At 17, while she was a student at Bedales, a very arty private school in Hempshire, Delevingne got word of Tim Burton’s big-screen production of Alice in Wonderland and made an audition tape. “My interpretation of Alice was a little crazy,” she said, laughing. “I overplayed it—the way a young girl would overplay all her emotions. I sent my tape off, and then I was at a wedding and this woman came over to me. She said, ‘You don’t know me, but I know exactly who you are.’ ” It was Lili Zanuck, the wife of Richard Zanuck, the film’s producer. “She told me that they all loved my tape!” Delevingne recalled. “And I went to Tim Burton’s house and met with him. I didn’t get the part, but that experience lit a fire in me.”

That anecdote is classic Delevingne—talent plus grand ambition plus an ease and familiarity with the wide world. Whether it’s due to her posh background or her innate confidence—or both—Delevingne has a keen sense of her own potential. She has trademarked her name and has created social media accounts for Cara’s Eyebrows, Cara’s Thigh Gap, and Cara’s Bog Eye, which are, in that order, odes to her striking caterpillarlike eyebrows, the space under her crotch between the top of her thighs, and the funny faces she makes. She is also on Instagram constantly, where she has more than 2 million followers. Many of her posts are playfully provocative: Cara in a midriff-baring sweater, being licked on her stomach by SpongeBob SquarePants; Cara about to kiss her “wifey,” Rita Ora; Cara posing, like a rapper, with fans she calls her ­Delevingners.
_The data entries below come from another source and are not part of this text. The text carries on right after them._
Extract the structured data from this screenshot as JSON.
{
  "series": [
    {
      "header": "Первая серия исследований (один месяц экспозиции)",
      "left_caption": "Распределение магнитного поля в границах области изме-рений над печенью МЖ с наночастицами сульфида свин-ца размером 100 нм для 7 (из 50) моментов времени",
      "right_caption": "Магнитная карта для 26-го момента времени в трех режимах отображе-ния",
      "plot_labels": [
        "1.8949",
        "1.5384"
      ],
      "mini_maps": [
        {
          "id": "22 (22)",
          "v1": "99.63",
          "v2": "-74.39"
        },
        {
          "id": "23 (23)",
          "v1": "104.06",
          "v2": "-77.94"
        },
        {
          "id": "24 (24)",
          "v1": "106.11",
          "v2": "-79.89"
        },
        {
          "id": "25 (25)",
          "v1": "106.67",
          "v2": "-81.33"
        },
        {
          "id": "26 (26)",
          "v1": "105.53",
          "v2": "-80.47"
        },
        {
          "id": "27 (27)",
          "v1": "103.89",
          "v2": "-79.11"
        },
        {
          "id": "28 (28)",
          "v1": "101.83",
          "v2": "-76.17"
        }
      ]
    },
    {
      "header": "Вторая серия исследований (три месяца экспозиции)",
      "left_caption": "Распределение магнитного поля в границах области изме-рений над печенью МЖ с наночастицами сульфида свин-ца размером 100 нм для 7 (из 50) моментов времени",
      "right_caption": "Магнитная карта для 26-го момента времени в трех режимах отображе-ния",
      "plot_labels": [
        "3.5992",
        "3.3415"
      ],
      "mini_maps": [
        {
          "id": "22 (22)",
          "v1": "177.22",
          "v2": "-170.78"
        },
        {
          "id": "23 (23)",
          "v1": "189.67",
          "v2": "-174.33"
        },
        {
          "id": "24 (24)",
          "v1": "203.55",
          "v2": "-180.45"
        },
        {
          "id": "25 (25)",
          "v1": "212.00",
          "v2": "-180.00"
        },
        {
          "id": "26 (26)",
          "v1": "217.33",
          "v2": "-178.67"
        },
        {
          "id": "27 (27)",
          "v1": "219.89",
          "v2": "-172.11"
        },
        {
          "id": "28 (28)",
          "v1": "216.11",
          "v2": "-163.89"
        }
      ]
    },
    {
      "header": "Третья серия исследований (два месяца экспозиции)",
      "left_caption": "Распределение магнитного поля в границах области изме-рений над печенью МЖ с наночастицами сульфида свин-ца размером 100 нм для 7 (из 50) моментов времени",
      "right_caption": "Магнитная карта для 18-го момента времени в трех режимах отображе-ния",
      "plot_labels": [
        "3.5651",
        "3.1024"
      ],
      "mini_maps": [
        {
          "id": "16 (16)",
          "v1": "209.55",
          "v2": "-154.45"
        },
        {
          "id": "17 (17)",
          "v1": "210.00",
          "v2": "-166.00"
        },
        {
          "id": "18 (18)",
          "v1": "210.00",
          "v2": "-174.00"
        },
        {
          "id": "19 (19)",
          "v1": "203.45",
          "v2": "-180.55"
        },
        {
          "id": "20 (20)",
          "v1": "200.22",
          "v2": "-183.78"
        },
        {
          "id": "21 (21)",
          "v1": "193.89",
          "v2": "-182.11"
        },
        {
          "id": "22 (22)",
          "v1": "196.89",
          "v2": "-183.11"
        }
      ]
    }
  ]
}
There are also shots of her blowing smoke rings backstage at a fashion show and partying with other models. Her bad-girl selfies have fueled gossip that Delevingne is taking after Moss in darker, more troubling ways. At the Cannes Film Festival in May, she was reportedly so drunk at a party on a boat that the hostess, afraid Delevingne wouldn’t make it back to her hotel, had her stay aboard for the night.
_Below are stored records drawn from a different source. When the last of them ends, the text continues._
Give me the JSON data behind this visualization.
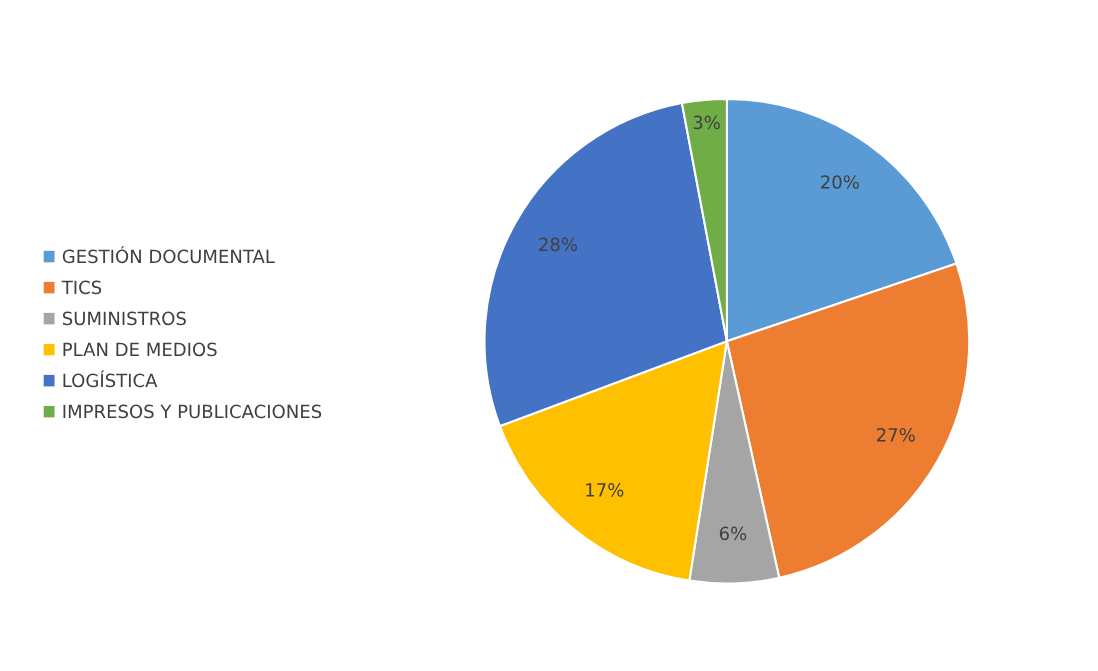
{
  "chart_data": {
    "type": "pie",
    "categories": [
      "GESTIÓN DOCUMENTAL",
      "TICS",
      "SUMINISTROS",
      "PLAN DE MEDIOS",
      "LOGÍSTICA",
      "IMPRESOS Y PUBLICACIONES"
    ],
    "values": [
      20,
      27,
      6,
      17,
      28,
      3
    ],
    "colors": [
      "#5b9bd5",
      "#ed7d31",
      "#a5a5a5",
      "#ffc000",
      "#4472c4",
      "#70ad47"
    ],
    "value_labels": [
      "20%",
      "27%",
      "6%",
      "17%",
      "28%",
      "3%"
    ],
    "legend": "left"
  }
}
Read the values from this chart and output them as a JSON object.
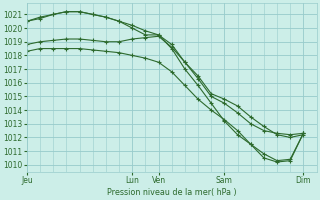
{
  "title": "Pression niveau de la mer( hPa )",
  "bg_color": "#cceee8",
  "grid_color": "#99cccc",
  "line_color": "#2d6a2d",
  "ylim": [
    1009.5,
    1021.8
  ],
  "yticks": [
    1010,
    1011,
    1012,
    1013,
    1014,
    1015,
    1016,
    1017,
    1018,
    1019,
    1020,
    1021
  ],
  "xlim": [
    0,
    22
  ],
  "xtick_positions": [
    0,
    8,
    10,
    15,
    21
  ],
  "xtick_labels": [
    "Jeu",
    "Lun",
    "Ven",
    "Sam",
    "Dim"
  ],
  "line1_x": [
    0,
    1,
    2,
    3,
    4,
    5,
    6,
    7,
    8,
    9,
    10,
    11,
    12,
    13,
    14,
    15,
    16,
    17,
    18,
    19,
    20,
    21
  ],
  "line1_y": [
    1018.8,
    1019.0,
    1019.1,
    1019.2,
    1019.2,
    1019.1,
    1019.0,
    1019.0,
    1019.2,
    1019.3,
    1019.4,
    1018.6,
    1017.5,
    1016.5,
    1015.2,
    1014.8,
    1014.3,
    1013.5,
    1012.8,
    1012.2,
    1012.0,
    1012.2
  ],
  "line2_x": [
    0,
    1,
    2,
    3,
    4,
    5,
    6,
    7,
    8,
    9,
    10,
    11,
    12,
    13,
    14,
    15,
    16,
    17,
    18,
    19,
    20,
    21
  ],
  "line2_y": [
    1020.5,
    1020.8,
    1021.0,
    1021.2,
    1021.2,
    1021.0,
    1020.8,
    1020.5,
    1020.2,
    1019.8,
    1019.5,
    1018.8,
    1017.5,
    1016.3,
    1015.0,
    1014.5,
    1013.8,
    1013.0,
    1012.5,
    1012.3,
    1012.2,
    1012.3
  ],
  "line3_x": [
    0,
    1,
    2,
    3,
    4,
    5,
    6,
    7,
    8,
    9,
    10,
    11,
    12,
    13,
    14,
    15,
    16,
    17,
    18,
    19,
    20,
    21
  ],
  "line3_y": [
    1020.5,
    1020.7,
    1021.0,
    1021.2,
    1021.2,
    1021.0,
    1020.8,
    1020.5,
    1020.0,
    1019.5,
    1019.5,
    1018.5,
    1017.0,
    1015.8,
    1014.5,
    1013.2,
    1012.2,
    1011.5,
    1010.8,
    1010.3,
    1010.4,
    1012.3
  ],
  "line4_x": [
    0,
    1,
    2,
    3,
    4,
    5,
    6,
    7,
    8,
    9,
    10,
    11,
    12,
    13,
    14,
    15,
    16,
    17,
    18,
    19,
    20,
    21
  ],
  "line4_y": [
    1018.3,
    1018.5,
    1018.5,
    1018.5,
    1018.5,
    1018.4,
    1018.3,
    1018.2,
    1018.0,
    1017.8,
    1017.5,
    1016.8,
    1015.8,
    1014.8,
    1014.0,
    1013.3,
    1012.5,
    1011.5,
    1010.5,
    1010.2,
    1010.3,
    1012.3
  ]
}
But Delevingne shrugs off talk of her reputation. She may know intuitively there’s nothing sexy about the good girl. “Everyone worries about me,” she said. “It’s hard for my family, and I know I have to be careful. People have to realize that I can take care of myself. I’ve done a great job so far.”

And yet, despite her rapid success and nonstop schedule—she booked more than 40 shows during the spring collections and appears in campaigns for Fendi, DKNY, Mulberry, Burberry, Saint Laurent, and H&M—she is restless. “I want to make music, I want to act, I want to sing, I want to do something that doesn’t make my skin erupt.” Delevingne paused. “I was just on holiday for three days in Greece with my sister, and I thought that would make me happy and relaxed. But when I stop everything, it’s really bad. I go crazy. In Greece, it was a lot of couples, and I felt alone, which made me sad.” Delevingne has been romantically linked to Harry Styles of One Direction and the English singer-songwriter Jake Bugg, but her closest relationships, at least publicly, are with female pop stars. “I called Rihanna,” she continued. “She said ‘It’s easy to drown yourself in work. That’s a form of escapism. So, if you’re alone and you want to cry, cry.’ And I did. But by then, it was time to leave and get back to my life.”